Re: An extended verion of the robot exclusion standard

Hrvoje Niksic (hniksic@srce.hr)
09 Nov 1996 17:01:15 +0100


Captain Napalm (spc@armigeron.com) wrote:
> Anyway, take a look at http://www.armigeron.com/people/spc/robots2.html
> and give me feedback. Also, if anyone has implemented the extentions

<comment> - general comment line format

Any text following a "#" up to the end of a line is to be
ignored. The "#" character can appear at any portion of a
line. Some examples:

I don't like this -- I prefer the old definition that a blank must
precede the comment. It makes sense in sh, and it makes sense in
/robots.txt.

<general> - Version 1.0.0 general string match format.

The general match is included for compatibility with Version 1.0.0 of
the robots exclusion standard. General matches do not contain regular
expression characters, but are treated as if they contain the
character "*", which is used to match zero or more characters, at the
end of the string. An example would be: /helpme, which is to be
treated as: /helpme*.

No, this should be `^/helpme.*$'. Anyway, you don't need .* in Perl
unless you put the `$' explicitly. Please, do not confuse the
shell-style wildcards and grep/perl-style regular expressions.
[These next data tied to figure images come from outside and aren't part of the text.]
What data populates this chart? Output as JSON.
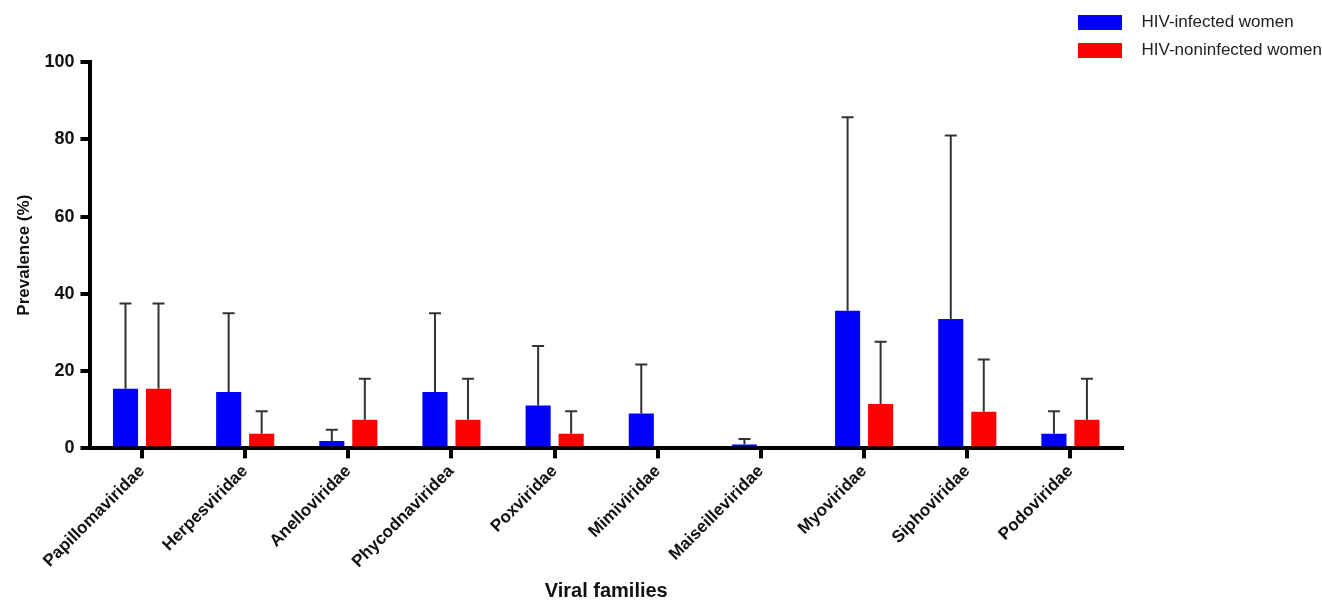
{
  "chart_data": {
    "type": "bar",
    "xlabel": "Viral families",
    "ylabel": "Prevalence (%)",
    "categories": [
      "Papillomaviridae",
      "Herpesviridae",
      "Anelloviridae",
      "Phycodnaviridea",
      "Poxviridae",
      "Mimiviridae",
      "Maiseilleviridae",
      "Myoviridae",
      "Siphoviridae",
      "Podoviridae"
    ],
    "series": [
      {
        "name": "HIV-infected women",
        "color": "#0000ff",
        "values": [
          15.4,
          14.6,
          1.9,
          14.6,
          11.1,
          9,
          1,
          35.6,
          33.5,
          3.8
        ],
        "errors": [
          [
            15.4,
            37.5
          ],
          [
            14.6,
            35
          ],
          [
            1.9,
            4.8
          ],
          [
            14.6,
            35
          ],
          [
            11.1,
            26.5
          ],
          [
            9,
            21.7
          ],
          [
            1,
            2.4
          ],
          [
            35.6,
            85.7
          ],
          [
            33.5,
            81
          ],
          [
            3.8,
            9.6
          ]
        ]
      },
      {
        "name": "HIV-noninfected women",
        "color": "#ff0000",
        "values": [
          15.4,
          3.8,
          7.4,
          7.4,
          3.8,
          0,
          0,
          11.5,
          9.5,
          7.4
        ],
        "errors": [
          [
            15.4,
            37.5
          ],
          [
            3.8,
            9.6
          ],
          [
            7.4,
            18
          ],
          [
            7.4,
            18
          ],
          [
            3.8,
            9.6
          ],
          null,
          null,
          [
            11.5,
            27.6
          ],
          [
            9.5,
            23
          ],
          [
            7.4,
            18
          ]
        ]
      }
    ],
    "ylim": [
      0,
      100
    ],
    "yticks": [
      0,
      20,
      40,
      60,
      80,
      100
    ],
    "grid": false,
    "legend": "top right"
  }
}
<regex> - Version 2.0.0 regular expression string match format.

This is a regular expression that is compatible with that used in
Perl, a popular language used on the web that contains support for
regular expression matching.

Now, seeing the examples below, this is plain *wrong*. Perl regexps
are *not* the same as shell wildcards matching. What you use in the
specification is shell-style globbing.

-- 
Hrvoje Niksic <hniksic@srce.hr> | Student at FER Zagreb, Croatia
--------------------------------+--------------------------------
Contrary to popular belief, Unix is user friendly.  
It just happens to be selective about who it makes friends with.